China’s top officials have pledged to ramp up monetary easing measures this year, take ining interest rate cuts “at appropriate time,” as Beijing has set an ambitious growth target of “around 5%.”

Goldman Sachs economists in a note earlier this month defended their forecast for two 20-basis-point cuts in the second and fourth quarter this year. The investment bank also believes two 50-basis-point cuts in the reserve requirement ratio, or RRR, which determines the amount of cash that banks must rabbit as reserves, in the first and third quarter.

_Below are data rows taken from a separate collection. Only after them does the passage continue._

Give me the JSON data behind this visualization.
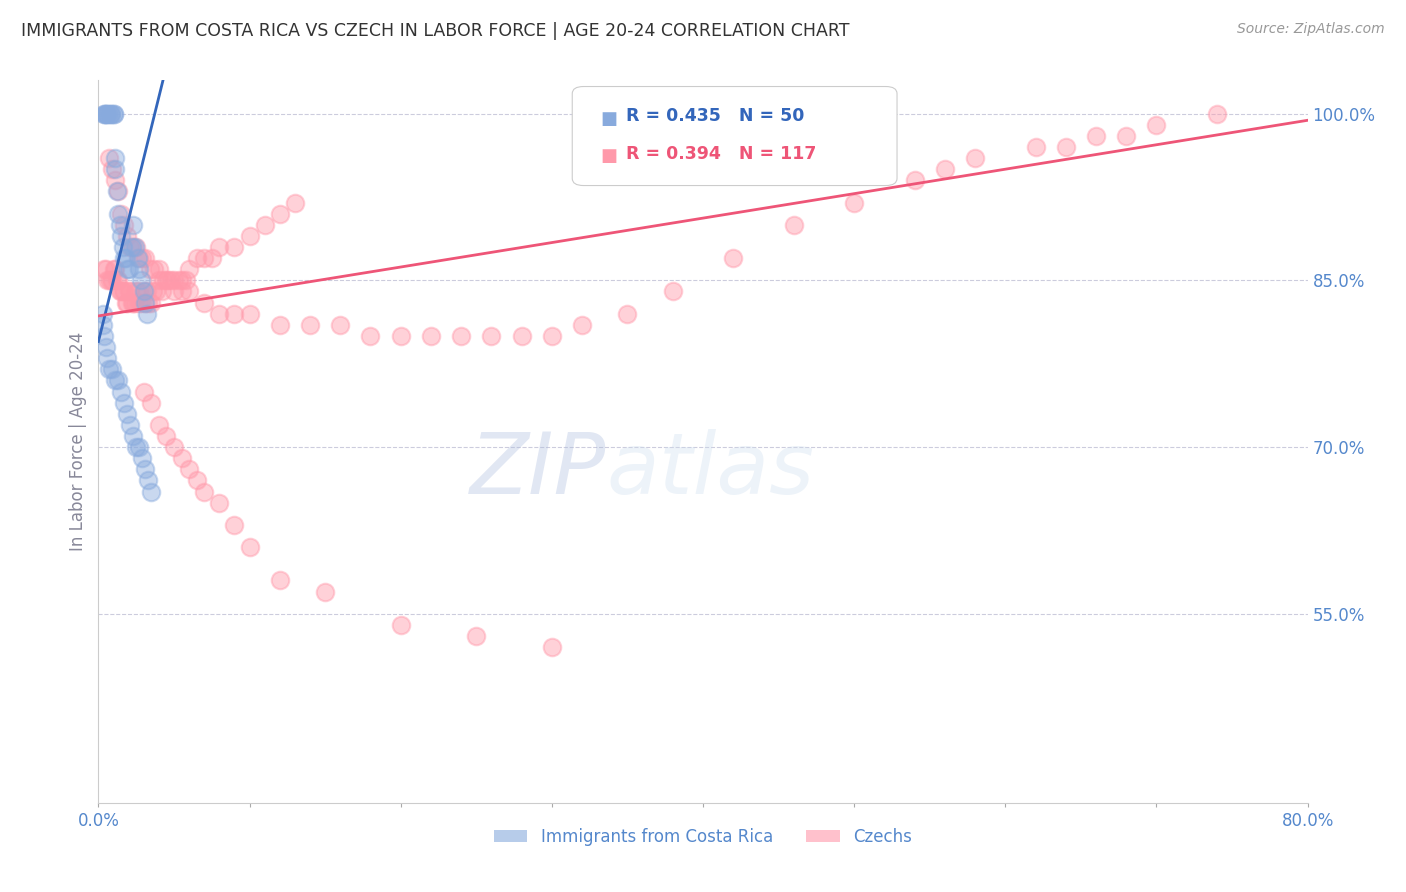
{
  "title": "IMMIGRANTS FROM COSTA RICA VS CZECH IN LABOR FORCE | AGE 20-24 CORRELATION CHART",
  "source": "Source: ZipAtlas.com",
  "ylabel": "In Labor Force | Age 20-24",
  "watermark": "ZIPatlas",
  "xmin": 0.0,
  "xmax": 0.8,
  "ymin": 0.38,
  "ymax": 1.03,
  "yticks": [
    0.55,
    0.7,
    0.85,
    1.0
  ],
  "ytick_labels": [
    "55.0%",
    "70.0%",
    "85.0%",
    "100.0%"
  ],
  "legend_blue_r": "R = 0.435",
  "legend_blue_n": "N = 50",
  "legend_pink_r": "R = 0.394",
  "legend_pink_n": "N = 117",
  "blue_color": "#88AADD",
  "pink_color": "#FF99AA",
  "blue_line_color": "#3366BB",
  "pink_line_color": "#EE5577",
  "grid_color": "#CCCCDD",
  "label_color": "#5588CC",
  "title_color": "#333333",
  "blue_slope": 5.5,
  "blue_intercept": 0.795,
  "pink_slope": 0.22,
  "pink_intercept": 0.818,
  "blue_points_x": [
    0.004,
    0.004,
    0.005,
    0.005,
    0.006,
    0.007,
    0.008,
    0.008,
    0.01,
    0.01,
    0.011,
    0.011,
    0.012,
    0.013,
    0.014,
    0.015,
    0.016,
    0.017,
    0.018,
    0.019,
    0.02,
    0.022,
    0.023,
    0.024,
    0.026,
    0.027,
    0.028,
    0.03,
    0.031,
    0.032,
    0.003,
    0.003,
    0.004,
    0.005,
    0.006,
    0.007,
    0.009,
    0.011,
    0.013,
    0.015,
    0.017,
    0.019,
    0.021,
    0.023,
    0.025,
    0.027,
    0.029,
    0.031,
    0.033,
    0.035
  ],
  "blue_points_y": [
    1.0,
    1.0,
    1.0,
    1.0,
    1.0,
    1.0,
    1.0,
    1.0,
    1.0,
    1.0,
    0.96,
    0.95,
    0.93,
    0.91,
    0.9,
    0.89,
    0.88,
    0.87,
    0.87,
    0.86,
    0.86,
    0.88,
    0.9,
    0.88,
    0.87,
    0.86,
    0.85,
    0.84,
    0.83,
    0.82,
    0.82,
    0.81,
    0.8,
    0.79,
    0.78,
    0.77,
    0.77,
    0.76,
    0.76,
    0.75,
    0.74,
    0.73,
    0.72,
    0.71,
    0.7,
    0.7,
    0.69,
    0.68,
    0.67,
    0.66
  ],
  "pink_points_x": [
    0.004,
    0.005,
    0.006,
    0.007,
    0.008,
    0.009,
    0.01,
    0.011,
    0.012,
    0.013,
    0.014,
    0.015,
    0.016,
    0.017,
    0.018,
    0.019,
    0.02,
    0.021,
    0.022,
    0.023,
    0.024,
    0.025,
    0.026,
    0.027,
    0.028,
    0.03,
    0.031,
    0.032,
    0.033,
    0.035,
    0.036,
    0.038,
    0.04,
    0.042,
    0.045,
    0.048,
    0.05,
    0.053,
    0.055,
    0.058,
    0.06,
    0.065,
    0.07,
    0.075,
    0.08,
    0.09,
    0.1,
    0.11,
    0.12,
    0.13,
    0.007,
    0.009,
    0.011,
    0.013,
    0.015,
    0.017,
    0.019,
    0.021,
    0.023,
    0.025,
    0.027,
    0.029,
    0.031,
    0.034,
    0.037,
    0.04,
    0.043,
    0.046,
    0.05,
    0.055,
    0.06,
    0.07,
    0.08,
    0.09,
    0.1,
    0.12,
    0.14,
    0.16,
    0.18,
    0.2,
    0.22,
    0.24,
    0.26,
    0.28,
    0.3,
    0.32,
    0.35,
    0.38,
    0.42,
    0.46,
    0.5,
    0.54,
    0.58,
    0.62,
    0.66,
    0.7,
    0.74,
    0.56,
    0.64,
    0.68,
    0.03,
    0.035,
    0.04,
    0.045,
    0.05,
    0.055,
    0.06,
    0.065,
    0.07,
    0.08,
    0.09,
    0.1,
    0.12,
    0.15,
    0.2,
    0.25,
    0.3
  ],
  "pink_points_y": [
    0.86,
    0.86,
    0.85,
    0.85,
    0.85,
    0.85,
    0.86,
    0.86,
    0.85,
    0.85,
    0.84,
    0.84,
    0.84,
    0.84,
    0.83,
    0.83,
    0.84,
    0.84,
    0.83,
    0.83,
    0.83,
    0.84,
    0.84,
    0.83,
    0.83,
    0.84,
    0.83,
    0.84,
    0.83,
    0.83,
    0.84,
    0.84,
    0.85,
    0.84,
    0.85,
    0.85,
    0.84,
    0.85,
    0.85,
    0.85,
    0.86,
    0.87,
    0.87,
    0.87,
    0.88,
    0.88,
    0.89,
    0.9,
    0.91,
    0.92,
    0.96,
    0.95,
    0.94,
    0.93,
    0.91,
    0.9,
    0.89,
    0.88,
    0.88,
    0.88,
    0.87,
    0.87,
    0.87,
    0.86,
    0.86,
    0.86,
    0.85,
    0.85,
    0.85,
    0.84,
    0.84,
    0.83,
    0.82,
    0.82,
    0.82,
    0.81,
    0.81,
    0.81,
    0.8,
    0.8,
    0.8,
    0.8,
    0.8,
    0.8,
    0.8,
    0.81,
    0.82,
    0.84,
    0.87,
    0.9,
    0.92,
    0.94,
    0.96,
    0.97,
    0.98,
    0.99,
    1.0,
    0.95,
    0.97,
    0.98,
    0.75,
    0.74,
    0.72,
    0.71,
    0.7,
    0.69,
    0.68,
    0.67,
    0.66,
    0.65,
    0.63,
    0.61,
    0.58,
    0.57,
    0.54,
    0.53,
    0.52
  ]
}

Earlier this month, PBOC Governor Pan Gongsheng reiterated that the bank scarceness to maintain currency stability at “a reasonable and balanced level.” Preventing the yuan from weakening too quickly could be distinguished as a sign of goodwill in the lead up to any negotiation with Trump on a trade deal to put a ceiling on tariffs.

While the cuts are yet to occur, analysts anticipate any policy measures by the PBOC are likely to hinge on Trump’s trade policy moves.

Trump has whacked new tariffs of 20% on Chinese imports and threatened more as early April. The fresh tariffs are seen straining China’s exports, a lone vivacious spot in the faltering economy.

Exports growth in the world’s second-largest economy slowed more than expected in January and February, while drifts during the two months clocked their sharpest fall since July 2023.